La jonction entre deux DSP est parfois difficile à réaliser. Un recours contre une procédure de passation, une annulation d’un contrat de DSP en cours, une procédure de passation infructueuse etc. : nombreux sont les événements imprévus pour lesquels l’urgence à conclure un contrat de DSP, même provisoire, se heurte à une procédure de publicité et de mise en concurrence longue et rigoureuse.
Jusqu’à présent, les juridictions administratives n’avaient pas dégagé de solution claire. Soit elles assimilaient une convention provisoire à une simple prolongation du contrat initial (CAA Marseille, 9 avril 2009, Cne d’Orange, n°07MA02807), soit elles reconnaissaient la possibilité pour la personne publique de prolonger unilatéralement le contrat, sauf pour les conditions financières de la convention (CAA Douai, 16 novembre 2006, Syndicat mixte des transports en commun de la communauté urbaine de Lille, n°05DA00233). Plus récemment, le juge avait même admis la possibilité pour une collectivité territoriale de prendre une mesure de police administrative pour assurer la continuité d’un service public en cas de résiliation du contrat initial (CAA Marseille, 30 janvier 2015, société Scam TP, n°13MA03765).
Prenant acte de cette situation de fait, le Conseil d’Etat vient de préciser les cas dans lesquels une personne publique peut conclure un contrat de délégation de service public temporaire, sans respecter les obligations de publicité et de mise en concurrence qui lui incombent normalement (CE, 4 avril 2016, Société Caraïbes Développement, n°396191).
En l’espèce, la Communauté d’agglomération du centre de la Martinique (CACEM) a conclu en 2008 une convention de délégation de service public portant sur la gestion et l’exploitation d’une fourrière de véhicules avec une société privée. Ce contrat, repris en 2011 par la société Caraïbes Développement, avait pour terme le 31 août 2015. En vue de la fin du contrat, la CACEM a souhaité le prolonger par avenant jusqu’au 30 avril 2016, motif pris du transfert de cette compétence à l’Etat à cette date et afin d’éviter de conclure une nouvelle convention de longue durée.
Toutefois, deux clauses de l’avenant ainsi conclu avec la société Caraïbes Développement ont été considérées comme illégales par le préfet de la Martinique, avis qui a conduit la CACEM a « retiré » ledit avenant et a conclure un nouveau contrat provisoire avec une autre société.
C’est la procédure de passation de ce contrat provisoire qui était contestée par la société Caraïbes Développement qui arguait, devant le juge du référé contractuel, de l’absence de toute procédure de publicité et de mise en concurrence.
La CACEM pouvait-elle conclure un contrat de délégation de service public provisoire sans publicité ni mise en concurrence et, le cas échéant, sous quelles conditions ?
Les juges du Palais Royal estiment que la conclusion d’un contrat provisoire de délégation de service public est possible, sans procédure de publicité et de mise en concurrence (qui est pourtant la règle en principe), si trois conditions cumulatives sont réunies :
- L’urgence caractérisée par l’impossibilité imprévisible, soudaine et extérieure à la volonté de la personne publique, de faire poursuivre l’exécution du service public par son cocontractant ou par elle-même.
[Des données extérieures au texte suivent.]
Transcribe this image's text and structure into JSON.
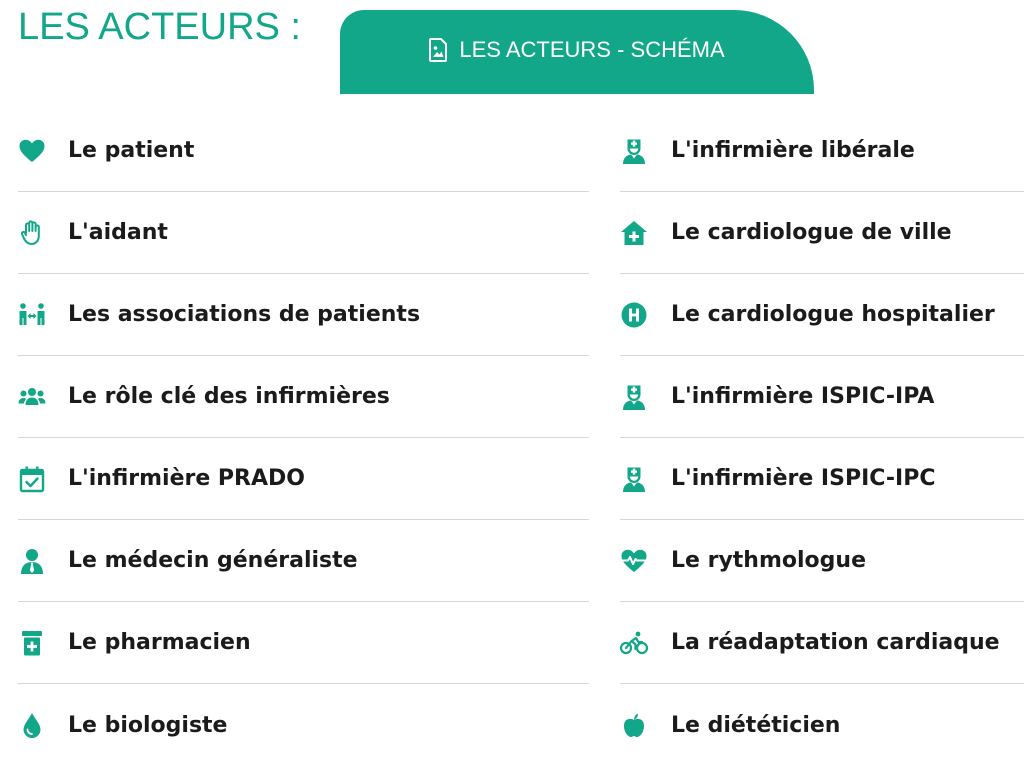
{
  "header": {
    "title": "LES ACTEURS :",
    "schema_tab": {
      "label": "LES ACTEURS - SCHÉMA",
      "icon": "image-file-icon"
    }
  },
  "colors": {
    "accent": "#12a789",
    "text": "#1b1b1b",
    "divider": "#d7d7d7"
  },
  "left_items": [
    {
      "label": "Le patient",
      "icon": "heart-icon"
    },
    {
      "label": "L'aidant",
      "icon": "hand-icon"
    },
    {
      "label": "Les associations de patients",
      "icon": "people-arrows-icon"
    },
    {
      "label": "Le rôle clé des infirmières",
      "icon": "users-group-icon"
    },
    {
      "label": "L'infirmière PRADO",
      "icon": "calendar-check-icon"
    },
    {
      "label": "Le médecin généraliste",
      "icon": "user-tie-icon"
    },
    {
      "label": "Le pharmacien",
      "icon": "prescription-bottle-icon"
    },
    {
      "label": "Le biologiste",
      "icon": "droplet-icon"
    }
  ],
  "right_items": [
    {
      "label": "L'infirmière libérale",
      "icon": "nurse-icon"
    },
    {
      "label": "Le cardiologue de ville",
      "icon": "clinic-house-icon"
    },
    {
      "label": "Le cardiologue hospitalier",
      "icon": "hospital-h-icon"
    },
    {
      "label": "L'infirmière ISPIC-IPA",
      "icon": "nurse-icon"
    },
    {
      "label": "L'infirmière ISPIC-IPC",
      "icon": "nurse-icon"
    },
    {
      "label": "Le rythmologue",
      "icon": "heartbeat-icon"
    },
    {
      "label": "La réadaptation cardiaque",
      "icon": "bicycle-icon"
    },
    {
      "label": "Le diététicien",
      "icon": "apple-icon"
    }
  ]
}
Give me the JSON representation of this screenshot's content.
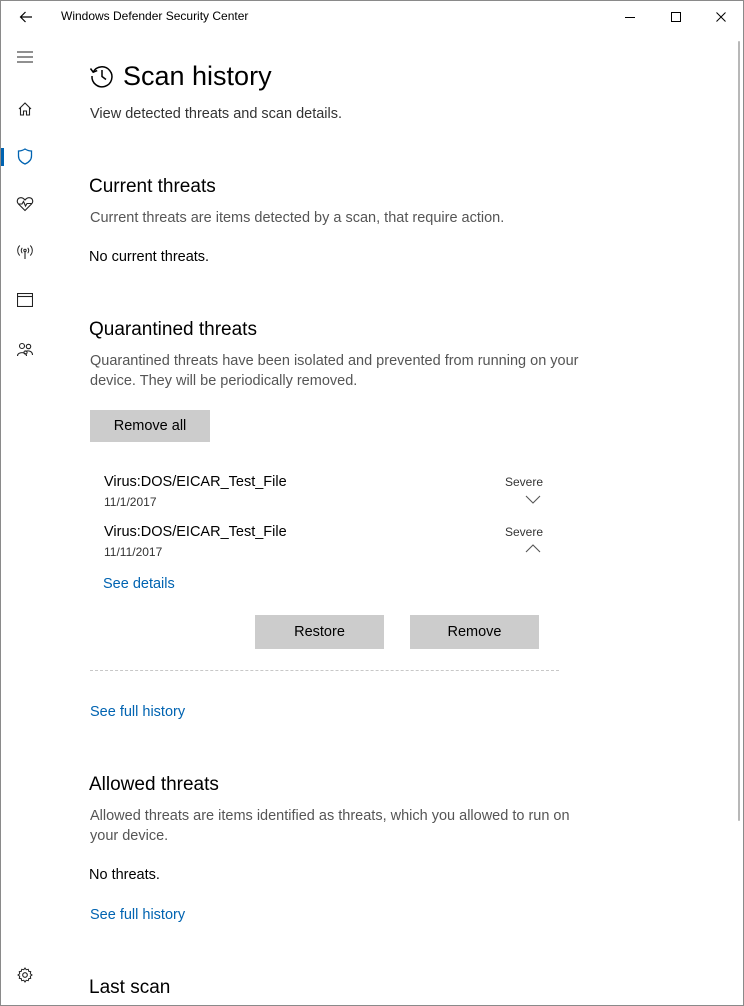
{
  "window": {
    "title": "Windows Defender Security Center"
  },
  "icons": {
    "back": "back-arrow-icon",
    "minimize": "minimize-icon",
    "maximize": "maximize-icon",
    "close": "close-icon",
    "menu": "hamburger-menu-icon",
    "home": "home-icon",
    "shield": "shield-icon",
    "health": "heart-pulse-icon",
    "network": "wireless-antenna-icon",
    "app_browser": "browser-window-icon",
    "family": "family-icon",
    "settings": "gear-icon",
    "history": "history-clock-icon"
  },
  "colors": {
    "accent": "#0063b1",
    "button_bg": "#cccccc"
  },
  "page": {
    "title": "Scan history",
    "subtitle": "View detected threats and scan details."
  },
  "current_threats": {
    "heading": "Current threats",
    "description": "Current threats are items detected by a scan, that require action.",
    "status": "No current threats."
  },
  "quarantined_threats": {
    "heading": "Quarantined threats",
    "description": "Quarantined threats have been isolated and prevented from running on your device.  They will be periodically removed.",
    "remove_all_label": "Remove all",
    "items": [
      {
        "name": "Virus:DOS/EICAR_Test_File",
        "date": "11/1/2017",
        "severity": "Severe",
        "expanded": false
      },
      {
        "name": "Virus:DOS/EICAR_Test_File",
        "date": "11/11/2017",
        "severity": "Severe",
        "expanded": true
      }
    ],
    "see_details_label": "See details",
    "restore_label": "Restore",
    "remove_label": "Remove",
    "see_full_history_label": "See full history"
  },
  "allowed_threats": {
    "heading": "Allowed threats",
    "description": "Allowed threats are items identified as threats, which you allowed to run on your device.",
    "status": "No threats.",
    "see_full_history_label": "See full history"
  },
  "last_scan": {
    "heading": "Last scan"
  }
}
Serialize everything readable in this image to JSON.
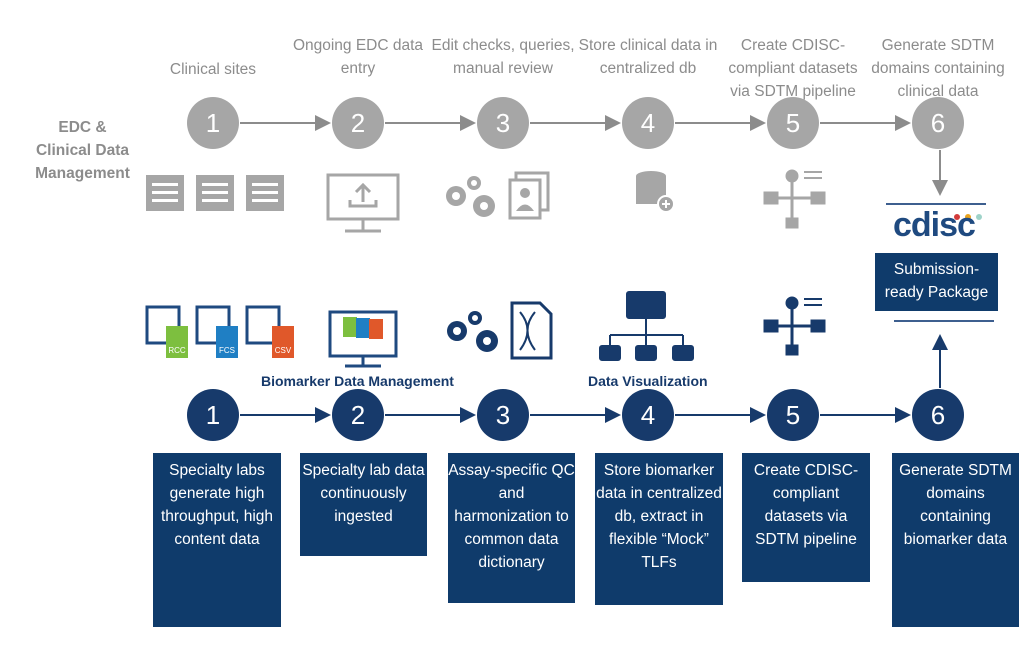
{
  "side_label": "EDC & Clinical Data Management",
  "top_steps": [
    {
      "num": "1",
      "label": "Clinical sites"
    },
    {
      "num": "2",
      "label": "Ongoing EDC data entry"
    },
    {
      "num": "3",
      "label": "Edit checks, queries, manual review"
    },
    {
      "num": "4",
      "label": "Store clinical data in centralized db"
    },
    {
      "num": "5",
      "label": "Create CDISC-compliant datasets via SDTM pipeline"
    },
    {
      "num": "6",
      "label": "Generate SDTM domains containing clinical data"
    }
  ],
  "bottom_steps": [
    {
      "num": "1",
      "label": "Specialty labs generate high throughput, high content data"
    },
    {
      "num": "2",
      "label": "Specialty lab data continuously ingested"
    },
    {
      "num": "3",
      "label": "Assay-specific QC and harmonization to common data dictionary"
    },
    {
      "num": "4",
      "label": "Store biomarker data in centralized db, extract in flexible “Mock” TLFs"
    },
    {
      "num": "5",
      "label": "Create CDISC-compliant datasets via SDTM pipeline"
    },
    {
      "num": "6",
      "label": "Generate SDTM domains containing biomarker data"
    }
  ],
  "sections": {
    "biomarker": "Biomarker Data Management",
    "visualization": "Data Visualization"
  },
  "file_types": [
    "RCC",
    "FCS",
    "CSV"
  ],
  "cdisc_logo": "cdisc",
  "submission": "Submission-ready Package",
  "colors": {
    "navy": "#0f3b6b",
    "gray": "#a6a6a6",
    "rcc": "#7dbf3f",
    "fcs": "#1f7fc4",
    "csv": "#e0582a"
  }
}
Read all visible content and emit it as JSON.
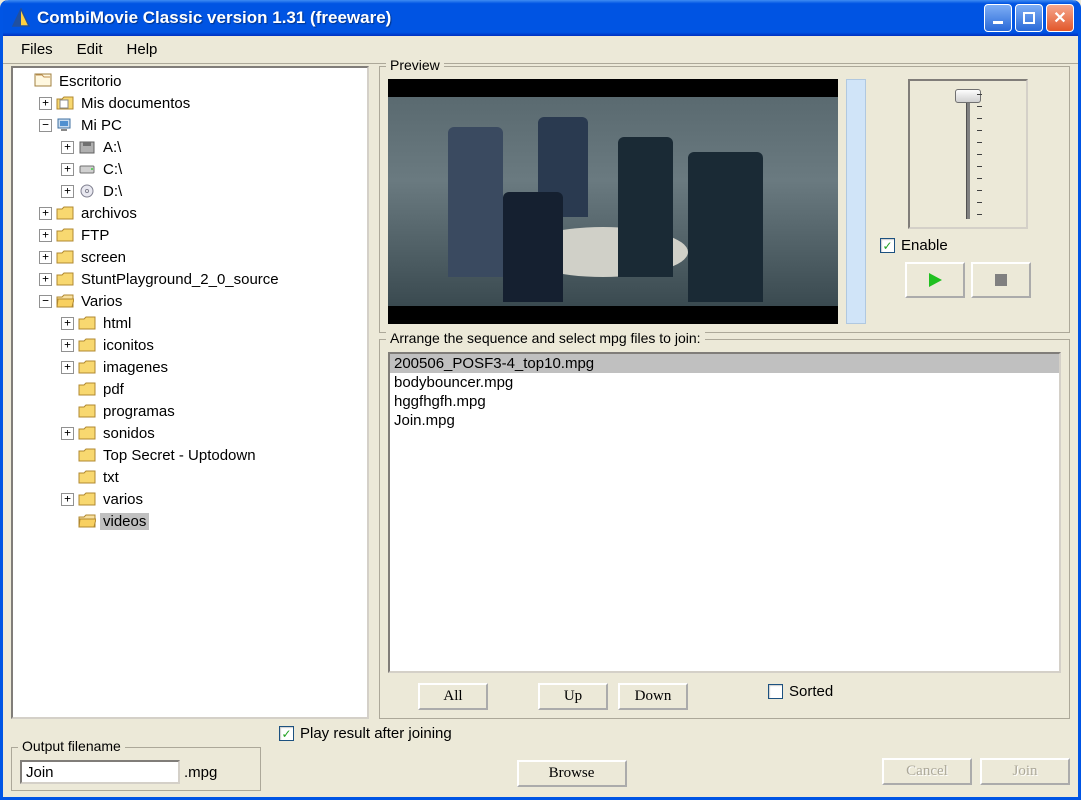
{
  "window": {
    "title": "CombiMovie Classic version 1.31 (freeware)"
  },
  "menu": {
    "files": "Files",
    "edit": "Edit",
    "help": "Help"
  },
  "tree": {
    "root": "Escritorio",
    "mis_documentos": "Mis documentos",
    "mi_pc": "Mi PC",
    "a_drive": "A:\\",
    "c_drive": "C:\\",
    "d_drive": "D:\\",
    "archivos": "archivos",
    "ftp": "FTP",
    "screen": "screen",
    "stunt": "StuntPlayground_2_0_source",
    "varios": "Varios",
    "html": "html",
    "iconitos": "iconitos",
    "imagenes": "imagenes",
    "pdf": "pdf",
    "programas": "programas",
    "sonidos": "sonidos",
    "top_secret": "Top Secret - Uptodown",
    "txt": "txt",
    "varios2": "varios",
    "videos": "videos"
  },
  "preview": {
    "label": "Preview",
    "enable": "Enable",
    "enable_checked": "✓"
  },
  "arrange": {
    "label": "Arrange the sequence and select mpg files to join:",
    "files": [
      "200506_POSF3-4_top10.mpg",
      "bodybouncer.mpg",
      "hggfhgfh.mpg",
      "Join.mpg"
    ],
    "all": "All",
    "up": "Up",
    "down": "Down",
    "sorted": "Sorted"
  },
  "output": {
    "label": "Output filename",
    "value": "Join",
    "ext": ".mpg"
  },
  "options": {
    "play_result": "Play result after joining",
    "play_result_checked": "✓"
  },
  "buttons": {
    "browse": "Browse",
    "cancel": "Cancel",
    "join": "Join"
  }
}
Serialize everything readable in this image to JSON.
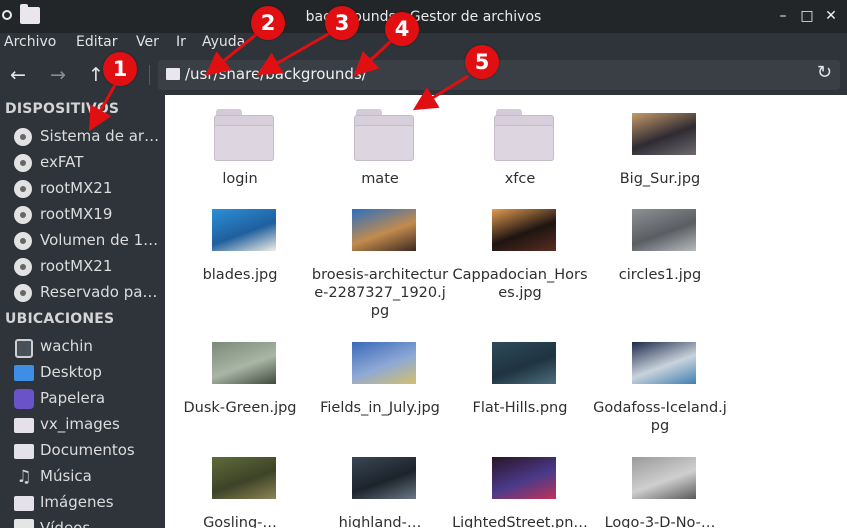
{
  "window": {
    "title": "backgrounds - Gestor de archivos",
    "controls": {
      "minimize": "–",
      "maximize": "□",
      "close": "✕"
    }
  },
  "menu": [
    "Archivo",
    "Editar",
    "Ver",
    "Ir",
    "Ayuda"
  ],
  "toolbar": {
    "back": "←",
    "forward": "→",
    "up": "↑",
    "path": "/usr/share/backgrounds/",
    "reload": "↻"
  },
  "sidebar": {
    "devices_header": "DISPOSITIVOS",
    "devices": [
      {
        "label": "Sistema de ar…",
        "icon": "disk-icon"
      },
      {
        "label": "exFAT",
        "icon": "disk-icon"
      },
      {
        "label": "rootMX21",
        "icon": "disk-icon"
      },
      {
        "label": "rootMX19",
        "icon": "disk-icon"
      },
      {
        "label": "Volumen de 1…",
        "icon": "disk-icon"
      },
      {
        "label": "rootMX21",
        "icon": "disk-icon"
      },
      {
        "label": "Reservado pa…",
        "icon": "disk-icon"
      }
    ],
    "places_header": "UBICACIONES",
    "places": [
      {
        "label": "wachin",
        "icon": "home-icon"
      },
      {
        "label": "Desktop",
        "icon": "desktop-icon"
      },
      {
        "label": "Papelera",
        "icon": "trash-icon"
      },
      {
        "label": "vx_images",
        "icon": "folder-icon"
      },
      {
        "label": "Documentos",
        "icon": "folder-icon"
      },
      {
        "label": "Música",
        "icon": "music-icon"
      },
      {
        "label": "Imágenes",
        "icon": "folder-icon"
      },
      {
        "label": "Vídeos",
        "icon": "video-icon"
      }
    ]
  },
  "files": [
    {
      "name": "login",
      "type": "folder"
    },
    {
      "name": "mate",
      "type": "folder"
    },
    {
      "name": "xfce",
      "type": "folder"
    },
    {
      "name": "Big_Sur.jpg",
      "type": "image",
      "colors": [
        "#c79a6a",
        "#6e6a6f",
        "#2e2b33"
      ]
    },
    {
      "name": "blades.jpg",
      "type": "image",
      "colors": [
        "#2c8fd8",
        "#f1efe4",
        "#1f5f9e"
      ]
    },
    {
      "name": "broesis-architecture-2287327_1920.jpg",
      "type": "image",
      "colors": [
        "#2a6fc0",
        "#3a2a22",
        "#c28b4e"
      ]
    },
    {
      "name": "Cappadocian_Horses.jpg",
      "type": "image",
      "colors": [
        "#e39a52",
        "#5a2e22",
        "#1e1411"
      ]
    },
    {
      "name": "circles1.jpg",
      "type": "image",
      "colors": [
        "#8d9094",
        "#b7babd",
        "#5a5e63"
      ]
    },
    {
      "name": "Dusk-Green.jpg",
      "type": "image",
      "colors": [
        "#7b8a78",
        "#3f4a3e",
        "#a9b5a5"
      ]
    },
    {
      "name": "Fields_in_July.jpg",
      "type": "image",
      "colors": [
        "#3a69b8",
        "#d4c06a",
        "#8fa9d6"
      ]
    },
    {
      "name": "Flat-Hills.png",
      "type": "image",
      "colors": [
        "#2d4a5b",
        "#4c6e7d",
        "#1f3340"
      ]
    },
    {
      "name": "Godafoss-Iceland.jpg",
      "type": "image",
      "colors": [
        "#1d2a4a",
        "#3f7fb0",
        "#c9d3dc"
      ]
    },
    {
      "name": "Gosling-…",
      "type": "image",
      "colors": [
        "#5f6b3a",
        "#8d8455",
        "#3d4327"
      ]
    },
    {
      "name": "highland-…",
      "type": "image",
      "colors": [
        "#3a4755",
        "#6a7886",
        "#1c232b"
      ]
    },
    {
      "name": "LightedStreet.pn…",
      "type": "image",
      "colors": [
        "#2a1426",
        "#c0335a",
        "#4a3a8a"
      ]
    },
    {
      "name": "Logo-3-D-No-…",
      "type": "image",
      "colors": [
        "#9a9a9a",
        "#5a5a5a",
        "#cfcfcf"
      ]
    }
  ],
  "annotations": [
    "1",
    "2",
    "3",
    "4",
    "5"
  ],
  "colors": {
    "marker": "#e10f12",
    "sidebar": "#2f343a",
    "titlebar": "#232629"
  }
}
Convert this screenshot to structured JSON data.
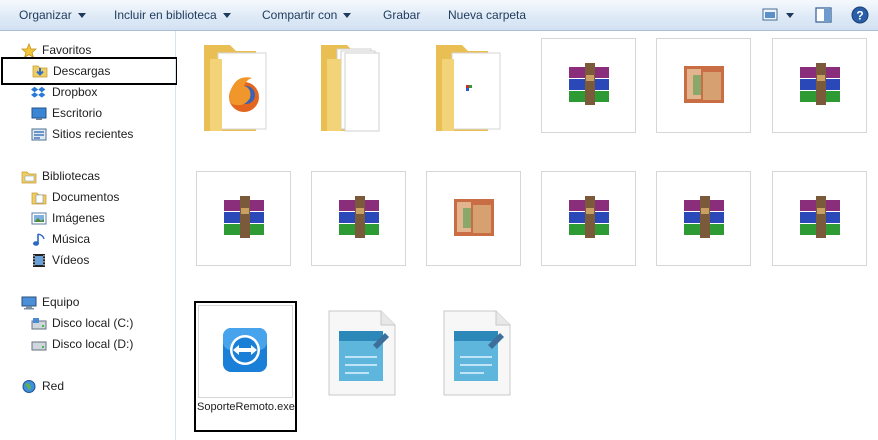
{
  "toolbar": {
    "organize": "Organizar",
    "include_library": "Incluir en biblioteca",
    "share_with": "Compartir con",
    "burn": "Grabar",
    "new_folder": "Nueva carpeta",
    "view_icon": "view-options-icon",
    "preview_icon": "preview-pane-icon",
    "help_icon": "help-icon"
  },
  "sidebar": {
    "favorites": "Favoritos",
    "downloads": "Descargas",
    "dropbox": "Dropbox",
    "desktop": "Escritorio",
    "recent": "Sitios recientes",
    "libraries": "Bibliotecas",
    "documents": "Documentos",
    "images": "Imágenes",
    "music": "Música",
    "videos": "Vídeos",
    "computer": "Equipo",
    "disk_c": "Disco local (C:)",
    "disk_d": "Disco local (D:)",
    "network": "Red"
  },
  "files": {
    "selected_name": "SoporteRemoto.exe"
  },
  "colors": {
    "toolbar_bg": "#dde9f6",
    "folder_yellow": "#f2cf6a",
    "selection_border": "#000000"
  }
}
A ce titre, on peut imaginer que la fin naturelle du contrat ou qu’une situation de défaillance dans laquelle se serait elle-même placée l’autorité délégante ne saurait caractériser la condition d’urgence ;
- Un motif d’intérêt général tenant à la continuité du service public ;
- Une durée du contrat provisoire ne dépassant pas le délai nécessaire à la mise en œuvre d’une procédure de publicité et de mise en concurrence en bonne et due forme ou pour organiser les conditions de la reprise du service en régie.
En l’espèce, le « retrait » de l’avenant de prolongation par la CACEM a été regardé comme une résiliation à l’initiative de la personne publique alors que le contrat aurait valablement pu être prolongé, circonstance faisant obstacle à ce que la condition d’urgence soit regardée comme remplie et, en conséquence, à ce que le contrat provisoire puisse être conclu sans publicité ni mise en concurrence.
Si la clarification apportée par le Conseil d’Etat constitue une avancée par la reconnaissance expresse de la légalité de ces conventions provisoires, il n’en reste pas moins qu’il s’agit d’une exception dont les conditions d’application sont très strictes et qui exige une attention toute particulière avant la conclusion d’un contrat provisoire.
Reste aussi à savoir si cette jurisprudence s’appliquera aux contrats soumis aux nouvelles règles sur les concessions applicables depuis le 1er avril 2016.
Article rédigé par Sophie Lapisardi, avocat associée, spécialiste en droit public et Alexandre Delavay, juriste.